Another tipping point hit last December, when the rapper-producer B.o.B. posted a now-infamous selfie to Instagram. In the shot, B.o.B stands in the kitchen. Two eggplants are snuggling on the counter. In the crotch of the rapper’s gray sweatpants, the unmistakable outline of a penis can be seen. The image is tagged  #EggplantFridays.

Soon, the #EggplantFridays hashtag became such a popular dong repository that Instagram administrators were compelled to shut it down in an attempt to enforce the network’s strict nudity ban. Now, even the simple #eggplant hashtag has joined the likes of #porn and #penis on the network’s list of unmentionables. #EggplantFridays has survived, however, on more permissive platforms, like Tumblr, where pages like Eggplant Fridays solicit photos, Vines, and GIFs of naked men. To some, the eggplant’s sexual connotation has now grown so strong that it no longer needs to refer back to the phallic emoji to sustain it. “It’s near impossible to hear or see the word eggplant without thinking of a penis,” the 22-year-old Miami guy behind the Tumblr told me. I asked him if spotting an eggplant in the grocery store was enough to direct his mind into the gutter. “Unfortunately, yes,” he replied.

Meanwhile, the banana—the preferred phallic stand-in for sex ed condom demonstrations in America’s most hands-on high school classrooms—just doesn’t do it for him. “The [eggplant emoji] is now highly recognizable and is often associated with larger penises,” he told me. “I believe that if a [banana emoji] was used, people wouldn’t think ‘big,’ if they even associated the emoji with a penis at all.” Another upside of the eggplant is its color scheme. The banana emoji, presented midpeel, is yellow and white. The eggplant is deep purple. It’s both erotic and ethnically ambiguous. No phallic emoji—not the cob of corn, the telescope, nor the rocket ship—can compete.

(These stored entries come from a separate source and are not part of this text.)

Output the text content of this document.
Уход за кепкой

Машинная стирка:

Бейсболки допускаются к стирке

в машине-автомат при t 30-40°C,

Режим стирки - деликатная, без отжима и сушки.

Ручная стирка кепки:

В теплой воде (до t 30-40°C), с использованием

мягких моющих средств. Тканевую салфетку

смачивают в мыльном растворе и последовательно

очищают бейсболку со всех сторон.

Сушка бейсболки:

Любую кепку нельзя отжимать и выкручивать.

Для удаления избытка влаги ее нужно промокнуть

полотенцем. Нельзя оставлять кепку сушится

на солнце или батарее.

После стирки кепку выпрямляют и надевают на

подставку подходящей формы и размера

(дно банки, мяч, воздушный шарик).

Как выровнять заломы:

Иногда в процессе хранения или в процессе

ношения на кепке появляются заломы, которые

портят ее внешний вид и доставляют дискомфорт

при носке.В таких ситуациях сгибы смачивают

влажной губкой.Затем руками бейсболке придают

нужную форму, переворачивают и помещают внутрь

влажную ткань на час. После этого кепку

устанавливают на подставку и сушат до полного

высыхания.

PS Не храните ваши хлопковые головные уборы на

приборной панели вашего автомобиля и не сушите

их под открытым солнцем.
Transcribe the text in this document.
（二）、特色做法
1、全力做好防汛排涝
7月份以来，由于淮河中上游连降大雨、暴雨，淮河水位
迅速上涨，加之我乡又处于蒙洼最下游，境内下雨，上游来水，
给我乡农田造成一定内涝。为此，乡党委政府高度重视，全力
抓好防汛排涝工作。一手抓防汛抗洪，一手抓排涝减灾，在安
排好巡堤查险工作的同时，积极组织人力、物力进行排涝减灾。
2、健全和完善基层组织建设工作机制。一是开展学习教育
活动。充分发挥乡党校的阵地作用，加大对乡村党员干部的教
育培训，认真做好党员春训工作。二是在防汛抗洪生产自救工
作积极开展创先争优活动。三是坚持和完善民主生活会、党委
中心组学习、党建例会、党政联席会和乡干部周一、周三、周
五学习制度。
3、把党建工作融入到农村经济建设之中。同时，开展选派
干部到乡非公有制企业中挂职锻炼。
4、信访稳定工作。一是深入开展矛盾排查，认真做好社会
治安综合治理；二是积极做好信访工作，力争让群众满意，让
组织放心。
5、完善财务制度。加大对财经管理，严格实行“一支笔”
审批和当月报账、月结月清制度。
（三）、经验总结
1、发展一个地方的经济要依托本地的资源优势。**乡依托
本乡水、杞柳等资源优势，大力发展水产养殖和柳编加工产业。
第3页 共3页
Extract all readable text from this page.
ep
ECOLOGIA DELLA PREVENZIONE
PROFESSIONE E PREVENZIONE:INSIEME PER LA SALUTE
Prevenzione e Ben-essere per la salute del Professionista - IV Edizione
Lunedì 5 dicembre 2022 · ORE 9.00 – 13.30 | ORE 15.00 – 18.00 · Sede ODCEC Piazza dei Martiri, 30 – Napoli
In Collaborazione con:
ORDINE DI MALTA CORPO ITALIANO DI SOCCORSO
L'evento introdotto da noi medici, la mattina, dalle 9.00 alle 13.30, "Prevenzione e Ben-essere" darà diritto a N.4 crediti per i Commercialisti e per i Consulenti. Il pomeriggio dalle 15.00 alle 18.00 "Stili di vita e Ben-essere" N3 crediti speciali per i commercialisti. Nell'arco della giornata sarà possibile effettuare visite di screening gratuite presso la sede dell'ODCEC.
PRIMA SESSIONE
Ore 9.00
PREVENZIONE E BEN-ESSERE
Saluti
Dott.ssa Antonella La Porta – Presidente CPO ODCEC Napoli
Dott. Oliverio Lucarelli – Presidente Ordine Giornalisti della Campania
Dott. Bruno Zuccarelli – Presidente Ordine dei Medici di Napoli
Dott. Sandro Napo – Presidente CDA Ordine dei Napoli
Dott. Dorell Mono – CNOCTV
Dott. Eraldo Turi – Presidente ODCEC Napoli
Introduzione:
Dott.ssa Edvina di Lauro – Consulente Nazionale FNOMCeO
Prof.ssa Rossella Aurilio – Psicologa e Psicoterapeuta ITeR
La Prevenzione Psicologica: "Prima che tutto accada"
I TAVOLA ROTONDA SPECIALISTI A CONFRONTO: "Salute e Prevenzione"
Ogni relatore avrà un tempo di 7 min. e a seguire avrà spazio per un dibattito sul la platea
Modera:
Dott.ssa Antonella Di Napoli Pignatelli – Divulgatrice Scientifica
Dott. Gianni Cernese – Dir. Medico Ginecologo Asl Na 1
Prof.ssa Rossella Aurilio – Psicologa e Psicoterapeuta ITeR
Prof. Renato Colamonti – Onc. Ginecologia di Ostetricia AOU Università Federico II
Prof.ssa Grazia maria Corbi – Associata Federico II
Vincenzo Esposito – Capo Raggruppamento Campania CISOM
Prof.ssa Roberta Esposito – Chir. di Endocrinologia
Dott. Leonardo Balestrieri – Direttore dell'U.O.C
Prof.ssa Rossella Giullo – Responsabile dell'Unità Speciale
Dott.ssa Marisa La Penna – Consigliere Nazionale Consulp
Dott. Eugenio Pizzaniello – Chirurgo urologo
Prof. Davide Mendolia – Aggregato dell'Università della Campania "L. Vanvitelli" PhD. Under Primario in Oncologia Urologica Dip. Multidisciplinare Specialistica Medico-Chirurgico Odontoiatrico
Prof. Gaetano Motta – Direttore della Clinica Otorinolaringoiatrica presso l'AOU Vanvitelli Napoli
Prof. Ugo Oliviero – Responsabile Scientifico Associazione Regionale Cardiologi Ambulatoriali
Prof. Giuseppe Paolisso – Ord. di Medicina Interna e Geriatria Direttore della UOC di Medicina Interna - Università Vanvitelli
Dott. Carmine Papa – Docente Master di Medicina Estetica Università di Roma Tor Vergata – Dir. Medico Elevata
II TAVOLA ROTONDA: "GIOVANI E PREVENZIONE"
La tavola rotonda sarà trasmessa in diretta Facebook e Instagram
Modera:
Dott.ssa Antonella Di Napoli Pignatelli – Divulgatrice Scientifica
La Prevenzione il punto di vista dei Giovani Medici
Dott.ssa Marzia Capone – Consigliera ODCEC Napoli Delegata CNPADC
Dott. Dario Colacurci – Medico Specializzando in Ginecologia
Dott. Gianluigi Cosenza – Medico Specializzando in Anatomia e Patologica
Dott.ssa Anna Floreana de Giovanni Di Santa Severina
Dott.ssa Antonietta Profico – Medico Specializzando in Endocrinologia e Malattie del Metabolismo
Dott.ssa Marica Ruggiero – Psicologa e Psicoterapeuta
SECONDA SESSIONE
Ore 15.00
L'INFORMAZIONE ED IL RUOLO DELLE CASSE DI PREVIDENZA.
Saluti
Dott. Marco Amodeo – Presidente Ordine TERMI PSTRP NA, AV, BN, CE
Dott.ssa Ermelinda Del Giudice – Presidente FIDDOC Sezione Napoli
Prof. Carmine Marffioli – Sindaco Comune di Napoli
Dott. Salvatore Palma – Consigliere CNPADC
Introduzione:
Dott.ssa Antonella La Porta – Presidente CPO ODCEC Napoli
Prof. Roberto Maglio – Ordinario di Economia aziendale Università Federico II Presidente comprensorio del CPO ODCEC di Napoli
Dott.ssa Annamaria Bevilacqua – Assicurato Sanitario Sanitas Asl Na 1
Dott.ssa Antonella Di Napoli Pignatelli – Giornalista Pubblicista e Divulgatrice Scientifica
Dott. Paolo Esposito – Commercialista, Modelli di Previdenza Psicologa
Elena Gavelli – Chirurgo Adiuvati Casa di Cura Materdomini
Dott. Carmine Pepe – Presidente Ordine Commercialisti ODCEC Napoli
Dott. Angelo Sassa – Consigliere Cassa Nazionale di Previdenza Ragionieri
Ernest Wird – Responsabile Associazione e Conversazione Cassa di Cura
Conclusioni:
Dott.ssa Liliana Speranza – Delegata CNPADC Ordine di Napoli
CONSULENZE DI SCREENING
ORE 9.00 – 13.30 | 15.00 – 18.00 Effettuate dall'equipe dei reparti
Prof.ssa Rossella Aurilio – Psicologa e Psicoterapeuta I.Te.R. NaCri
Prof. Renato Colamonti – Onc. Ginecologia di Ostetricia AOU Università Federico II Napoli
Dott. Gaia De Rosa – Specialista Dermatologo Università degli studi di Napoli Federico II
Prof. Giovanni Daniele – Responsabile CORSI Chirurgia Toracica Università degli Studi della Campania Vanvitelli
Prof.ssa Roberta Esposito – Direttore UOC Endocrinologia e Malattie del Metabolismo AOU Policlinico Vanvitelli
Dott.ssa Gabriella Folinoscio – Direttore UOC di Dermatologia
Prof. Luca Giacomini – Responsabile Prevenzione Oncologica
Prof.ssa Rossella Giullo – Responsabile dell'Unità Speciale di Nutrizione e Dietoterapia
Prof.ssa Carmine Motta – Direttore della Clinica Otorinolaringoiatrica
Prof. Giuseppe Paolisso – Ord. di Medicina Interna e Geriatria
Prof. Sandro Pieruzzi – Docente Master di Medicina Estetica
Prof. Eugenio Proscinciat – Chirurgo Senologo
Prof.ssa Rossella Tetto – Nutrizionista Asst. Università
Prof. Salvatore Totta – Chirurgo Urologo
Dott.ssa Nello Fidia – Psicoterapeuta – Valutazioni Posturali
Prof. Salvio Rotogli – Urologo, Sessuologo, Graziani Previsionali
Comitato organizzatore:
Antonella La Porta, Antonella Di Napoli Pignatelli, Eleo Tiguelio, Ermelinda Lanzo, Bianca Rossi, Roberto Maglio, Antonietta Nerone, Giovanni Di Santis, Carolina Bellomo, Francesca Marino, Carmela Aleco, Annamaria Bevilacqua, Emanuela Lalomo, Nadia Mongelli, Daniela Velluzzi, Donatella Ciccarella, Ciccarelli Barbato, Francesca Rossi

In February, Asmus Freytag, a Seattle-based co-author of the Unicode Standard, alerted Unicode’s public listserv to the sexual connotations the eggplant emoji had unexpectedly acquired in an email titled “sex and emoji.” Berkeley linguist Anshuman Pandey seemed skeptical: “Never would have imagined ‘sex’ and ‘Unicode’ in the memetic scene,” he wrote to the list. San Jose engineer Shervin Afshar countered with recent scholarship showing that people who use emojis have more sex. And Antoine Méric, a French IT security consultant, floated the idea of adding a bonafide “phallic representation” to the Unicode Standard. Until then, the eggplant satisfies.